In 1999, she developed a set of principles for future teacher education that would use research to understand the role of ICT in increasing access to learning on a global scale and "stimulating rich contexts for critical reflection".
[17] Follow up papers to this research, co-authored by Davis, noted that the project had highlighted the need to "extend the cultural and theoretical perspectives beyond the historically dominant European cultures",[18] and that "while the project has also dispelled any naïve beliefs as to our ability to effect widespread change in our universities...[it had]... confirmed [the] belief that communication technologies, blended with faculty collaboration and limited student travel, [made] potent ingredients for the preparation of the next generation of leaders of educational technology".
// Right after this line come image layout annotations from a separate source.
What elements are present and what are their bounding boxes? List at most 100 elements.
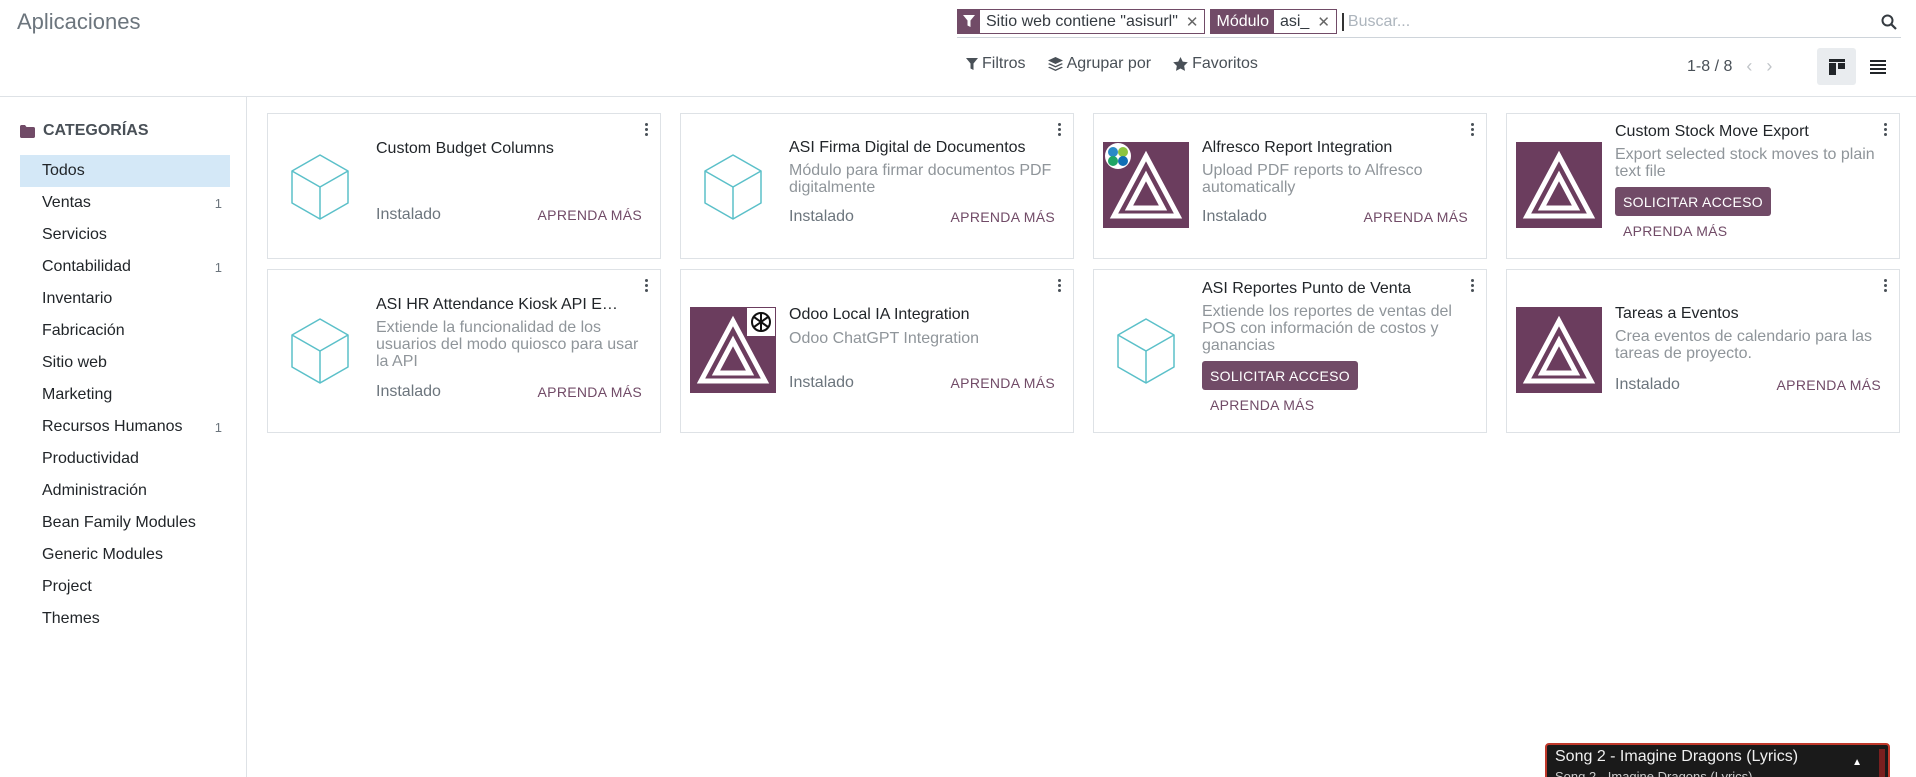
filters-button[interactable]: Filtros [966, 55, 1026, 73]
category-item-generic-modules[interactable]: Generic Modules [20, 539, 230, 571]
asi-logo-openai-icon [690, 307, 776, 393]
folder-icon [20, 124, 35, 138]
app-description: Extiende la funcionalidad de los usuario… [376, 319, 639, 370]
app-description: Extiende los reportes de ventas del POS … [1202, 303, 1452, 354]
learn-more-link[interactable]: APRENDA MÁS [951, 375, 1055, 391]
chevron-right-icon[interactable]: › [1766, 56, 1772, 77]
app-card[interactable]: Odoo Local IA Integration Odoo ChatGPT I… [680, 269, 1074, 433]
search-options: Filtros Agrupar por Favoritos [966, 55, 1258, 73]
category-item-administracion[interactable]: Administración [20, 475, 230, 507]
category-item-bean-family-modules[interactable]: Bean Family Modules [20, 507, 230, 539]
category-item-project[interactable]: Project [20, 571, 230, 603]
category-label: Todos [42, 162, 85, 179]
app-title: Custom Budget Columns [376, 140, 554, 157]
category-label: Fabricación [42, 322, 125, 339]
category-item-recursos-humanos[interactable]: Recursos Humanos 1 [20, 411, 230, 443]
category-item-inventario[interactable]: Inventario [20, 283, 230, 315]
list-view-button[interactable] [1858, 48, 1897, 85]
app-card[interactable]: Custom Budget Columns Instalado APRENDA … [267, 113, 661, 259]
search-facet-value: Sitio web contiene "asisurl" [980, 10, 1184, 33]
pager-value[interactable]: 1-8 / 8 [1687, 58, 1732, 76]
app-description: Crea eventos de calendario para las tare… [1615, 328, 1873, 362]
app-description: Módulo para firmar documentos PDF digita… [789, 162, 1052, 196]
category-item-marketing[interactable]: Marketing [20, 379, 230, 411]
song-subtitle: Song 2 - Imagine Dragons (Lyrics) [1555, 769, 1753, 777]
search-facet-label: Módulo [1211, 10, 1274, 33]
app-status: Instalado [789, 374, 854, 391]
category-label: Recursos Humanos [42, 418, 183, 435]
music-player-widget[interactable]: Song 2 - Imagine Dragons (Lyrics) Song 2… [1545, 743, 1890, 777]
cube-icon [291, 154, 349, 220]
kebab-menu-icon[interactable] [1053, 120, 1065, 138]
category-item-fabricacion[interactable]: Fabricación [20, 315, 230, 347]
app-card[interactable]: ASI Reportes Punto de Venta Extiende los… [1093, 269, 1487, 433]
category-item-productividad[interactable]: Productividad [20, 443, 230, 475]
category-item-servicios[interactable]: Servicios [20, 219, 230, 251]
category-label: Inventario [42, 290, 113, 307]
learn-more-link[interactable]: APRENDA MÁS [1623, 223, 1727, 239]
filter-icon [966, 57, 978, 70]
chevron-left-icon[interactable]: ‹ [1746, 56, 1752, 77]
search-facet-module[interactable]: Módulo asi_ ✕ [1210, 9, 1337, 34]
category-label: Project [42, 578, 92, 595]
kebab-menu-icon[interactable] [640, 120, 652, 138]
cube-icon [291, 318, 349, 384]
app-card[interactable]: ASI HR Attendance Kiosk API E… Extiende … [267, 269, 661, 433]
category-item-sitio-web[interactable]: Sitio web [20, 347, 230, 379]
filter-icon [958, 10, 980, 33]
groupby-button[interactable]: Agrupar por [1047, 55, 1152, 73]
kebab-menu-icon[interactable] [640, 276, 652, 294]
request-access-button[interactable]: SOLICITAR ACCESO [1615, 187, 1771, 216]
groupby-label: Agrupar por [1066, 55, 1152, 72]
asi-logo-icon [1516, 307, 1602, 393]
asi-logo-alfresco-icon [1103, 142, 1189, 228]
close-icon[interactable]: ✕ [1183, 10, 1205, 33]
category-count: 1 [214, 419, 222, 435]
learn-more-link[interactable]: APRENDA MÁS [538, 384, 642, 400]
category-item-contabilidad[interactable]: Contabilidad 1 [20, 251, 230, 283]
app-title: ASI HR Attendance Kiosk API E… [376, 296, 618, 313]
app-card[interactable]: Alfresco Report Integration Upload PDF r… [1093, 113, 1487, 259]
caret-up-icon[interactable]: ▲ [1852, 757, 1862, 768]
app-status: Instalado [789, 208, 854, 225]
cube-icon [704, 154, 762, 220]
filters-label: Filtros [982, 55, 1026, 72]
search-facet-website[interactable]: Sitio web contiene "asisurl" ✕ [957, 9, 1206, 34]
control-panel: Aplicaciones Sitio web contiene "asisurl… [0, 0, 1916, 97]
app-card[interactable]: Custom Stock Move Export Export selected… [1506, 113, 1900, 259]
favorites-button[interactable]: Favoritos [1173, 55, 1258, 73]
search-icon[interactable] [1877, 10, 1901, 34]
category-item-themes[interactable]: Themes [20, 603, 230, 635]
scrollbar[interactable] [1879, 749, 1885, 777]
app-title: Odoo Local IA Integration [789, 306, 970, 323]
search-facet-value: asi_ [1273, 10, 1316, 33]
category-count: 1 [214, 195, 222, 211]
app-status: Instalado [376, 383, 441, 400]
learn-more-link[interactable]: APRENDA MÁS [1210, 397, 1314, 413]
category-item-todos[interactable]: Todos [20, 155, 230, 187]
kanban-view-button[interactable] [1817, 48, 1856, 85]
kebab-menu-icon[interactable] [1879, 120, 1891, 138]
category-item-ventas[interactable]: Ventas 1 [20, 187, 230, 219]
view-switcher [1817, 48, 1897, 85]
app-title: Tareas a Eventos [1615, 305, 1739, 322]
kebab-menu-icon[interactable] [1879, 276, 1891, 294]
learn-more-link[interactable]: APRENDA MÁS [951, 209, 1055, 225]
request-access-button[interactable]: SOLICITAR ACCESO [1202, 361, 1358, 390]
category-list: Todos Ventas 1 Servicios Contabilidad 1 In… [20, 155, 230, 635]
search-input[interactable] [1341, 12, 1877, 31]
category-header: CATEGORÍAS [20, 122, 148, 140]
app-card[interactable]: ASI Firma Digital de Documentos Módulo p… [680, 113, 1074, 259]
pager: 1-8 / 8 ‹ › [1687, 56, 1772, 77]
kebab-menu-icon[interactable] [1466, 276, 1478, 294]
category-label: Sitio web [42, 354, 107, 371]
close-icon[interactable]: ✕ [1315, 10, 1336, 33]
app-description: Upload PDF reports to Alfresco automatic… [1202, 162, 1423, 196]
kebab-menu-icon[interactable] [1053, 276, 1065, 294]
song-title: Song 2 - Imagine Dragons (Lyrics) [1555, 748, 1799, 765]
kebab-menu-icon[interactable] [1466, 120, 1478, 138]
learn-more-link[interactable]: APRENDA MÁS [1364, 209, 1468, 225]
app-card[interactable]: Tareas a Eventos Crea eventos de calenda… [1506, 269, 1900, 433]
learn-more-link[interactable]: APRENDA MÁS [538, 207, 642, 223]
learn-more-link[interactable]: APRENDA MÁS [1777, 377, 1881, 393]
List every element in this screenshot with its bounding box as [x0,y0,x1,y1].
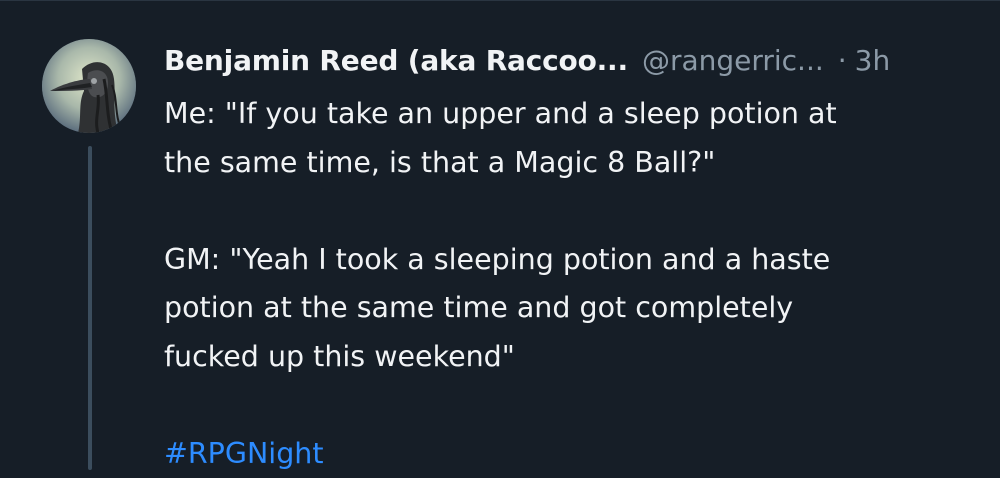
separator-dot: · [837,43,847,77]
post-text-line: GM: "Yeah I took a sleeping potion and a… [164,242,831,276]
post: Benjamin Reed (aka Raccoo... @rangerric.… [0,0,1000,470]
author-name[interactable]: Benjamin Reed (aka Raccoo... [164,44,628,77]
thread-line [88,146,92,470]
post-timestamp[interactable]: 3h [855,44,891,77]
avatar[interactable] [42,39,136,133]
author-handle[interactable]: @rangerric... [642,44,824,77]
post-header: Benjamin Reed (aka Raccoo... @rangerric.… [164,38,890,82]
post-text-line [164,187,974,236]
post-text-line: the same time, is that a Magic 8 Ball?" [164,145,716,179]
divider [0,0,1000,1]
post-text-line: Me: "If you take an upper and a sleep po… [164,97,837,130]
post-text: Me: "If you take an upper and a sleep po… [164,90,974,478]
post-text-line: fucked up this weekend" [164,339,515,373]
hashtag-link[interactable]: #RPGNight [164,437,324,470]
plague-doctor-avatar-icon [42,39,136,133]
post-text-line: potion at the same time and got complete… [164,291,794,324]
post-spacer [164,381,974,430]
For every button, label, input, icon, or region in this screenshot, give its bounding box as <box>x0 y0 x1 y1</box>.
[19] In 2013, Davis was a Principal investigator along with Julie Mackey in collaborative research in a New Zealand school that explored what successful leaders did to integrate digital technologies and how teacher capability could be improved as a result.
[20] Davis's work began to focus on virtual learning and distance education, and after co-authoring an article noting research in the United States that had shown by 2005 almost one-third of US public schools had students involved in this type of learning,[21] she collaborated to produce a comprehensive analysis of this research that included clear definitions of the concepts and details of the educational teamwork in the US schools that was essential in making the programmes effective.
The paper for this case study set the context within initiatives by the New Zealand Ministry of Education, including laptops for teachers, the rollout of fast internet connectivity and the establishment of a national Virtual Learning Network involving clusters of schools.
[24] Following the 2010 Canterbury earthquake, an investigation by Davis revealed that the necessary virtual schooling in the area at the time had been a community success and recognised the value of engaging in twenty-first-century education in a fast-changing world.
She also supported the leadership of Professor Amina Chariana to bridge even more extensive divides in India and deploy e-learning to reach underserved children in many states.